The law requires that the PCAOB determine whether it is unable to inspect or investigate completely registered public accounting firms located in a foreign jurisdiction because of a position taken by an authority in that jurisdiction. Currently, China's government refuses to allow the PCAOB to inspect audits of companies registered in China and Hong Kong, noted Sen. John Kennedy, R-La., who introduced the bill in 2019 along with Sen. Chris Van Hollen, D-Md., in a June news release.
In September, the PCAOB adopted a final rule implementing the Holding Foreign Companies Accountable Act. The final rule creates a framework for the PCAOB to use when determining whether it can audit foreign companies; the factors the PCAOB will evaluate and the documents and information the PCAOB will consider when assessing whether a determination is warranted; the form, public availability, effective date and duration of such determinations; and the process by which the PCAOB will reaffirm, modify or vacate any such determinations.
The SEC oversees the PCAOB and approved the rule Nov. 5. The rule is effective immediately.

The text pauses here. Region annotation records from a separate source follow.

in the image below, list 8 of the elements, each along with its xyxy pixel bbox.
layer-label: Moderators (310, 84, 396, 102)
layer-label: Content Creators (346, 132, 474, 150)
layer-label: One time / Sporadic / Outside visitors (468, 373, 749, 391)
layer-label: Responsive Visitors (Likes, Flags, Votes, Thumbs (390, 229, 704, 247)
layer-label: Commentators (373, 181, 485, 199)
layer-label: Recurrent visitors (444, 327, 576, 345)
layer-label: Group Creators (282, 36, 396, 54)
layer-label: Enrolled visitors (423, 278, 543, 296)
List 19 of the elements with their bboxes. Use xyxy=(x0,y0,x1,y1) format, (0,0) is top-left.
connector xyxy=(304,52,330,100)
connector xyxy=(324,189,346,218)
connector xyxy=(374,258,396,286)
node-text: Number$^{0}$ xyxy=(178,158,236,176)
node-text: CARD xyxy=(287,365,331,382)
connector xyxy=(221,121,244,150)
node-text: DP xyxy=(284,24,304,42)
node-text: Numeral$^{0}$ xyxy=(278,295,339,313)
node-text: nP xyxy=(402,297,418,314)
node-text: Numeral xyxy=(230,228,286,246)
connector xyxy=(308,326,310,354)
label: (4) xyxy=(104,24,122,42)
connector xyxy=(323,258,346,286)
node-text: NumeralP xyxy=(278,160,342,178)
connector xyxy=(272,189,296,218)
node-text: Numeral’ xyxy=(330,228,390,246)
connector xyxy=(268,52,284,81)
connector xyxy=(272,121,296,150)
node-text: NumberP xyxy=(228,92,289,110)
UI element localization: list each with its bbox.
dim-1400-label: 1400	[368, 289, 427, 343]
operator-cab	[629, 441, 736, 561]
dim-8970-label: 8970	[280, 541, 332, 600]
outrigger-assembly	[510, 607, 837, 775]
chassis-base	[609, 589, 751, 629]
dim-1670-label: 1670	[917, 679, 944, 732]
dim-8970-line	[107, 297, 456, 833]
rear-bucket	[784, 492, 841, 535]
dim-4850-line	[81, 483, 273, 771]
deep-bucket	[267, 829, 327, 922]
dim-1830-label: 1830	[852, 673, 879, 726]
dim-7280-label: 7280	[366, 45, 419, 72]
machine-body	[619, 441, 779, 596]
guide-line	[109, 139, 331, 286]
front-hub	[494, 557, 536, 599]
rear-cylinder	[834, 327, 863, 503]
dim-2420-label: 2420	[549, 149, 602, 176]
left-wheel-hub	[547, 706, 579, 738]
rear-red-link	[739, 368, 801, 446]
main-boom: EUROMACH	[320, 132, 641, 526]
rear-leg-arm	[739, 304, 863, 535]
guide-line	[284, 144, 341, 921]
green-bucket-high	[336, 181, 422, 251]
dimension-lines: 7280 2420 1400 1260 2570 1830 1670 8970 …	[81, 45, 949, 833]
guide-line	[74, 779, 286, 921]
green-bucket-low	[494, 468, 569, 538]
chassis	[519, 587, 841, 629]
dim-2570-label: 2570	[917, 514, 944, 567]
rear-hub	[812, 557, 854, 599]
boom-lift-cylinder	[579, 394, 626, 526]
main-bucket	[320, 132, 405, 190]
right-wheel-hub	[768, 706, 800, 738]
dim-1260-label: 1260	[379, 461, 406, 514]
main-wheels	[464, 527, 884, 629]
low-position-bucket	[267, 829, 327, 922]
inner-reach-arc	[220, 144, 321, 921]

"This is an important step to protect U.S. investors," SEC Chairman Gary Gensler said in a news release. "I believe it is critical that the commission and the PCAOB work together to ensure that the auditors of foreign companies accessing U.S. capital markets play by the same rules."
In May, the SEC adopted interim final rules that would amend several forms in order to implement the disclosure and submission requirements under the Holding Foreign Companies Accountable Act. Mr. Gensler said the SEC remains on track to finalize those rules before the end of the year.
The Senate in June passed via unanimous consent the Accelerating Holding Foreign Companies Accountable Act. That bill, introduced by Mr. Kennedy the same month, would reduce the number of years a foreign company can refuse PCAOB inspection to two years from three years before having their securities delisted. A companion version of the bill hasn't been introduced in the House.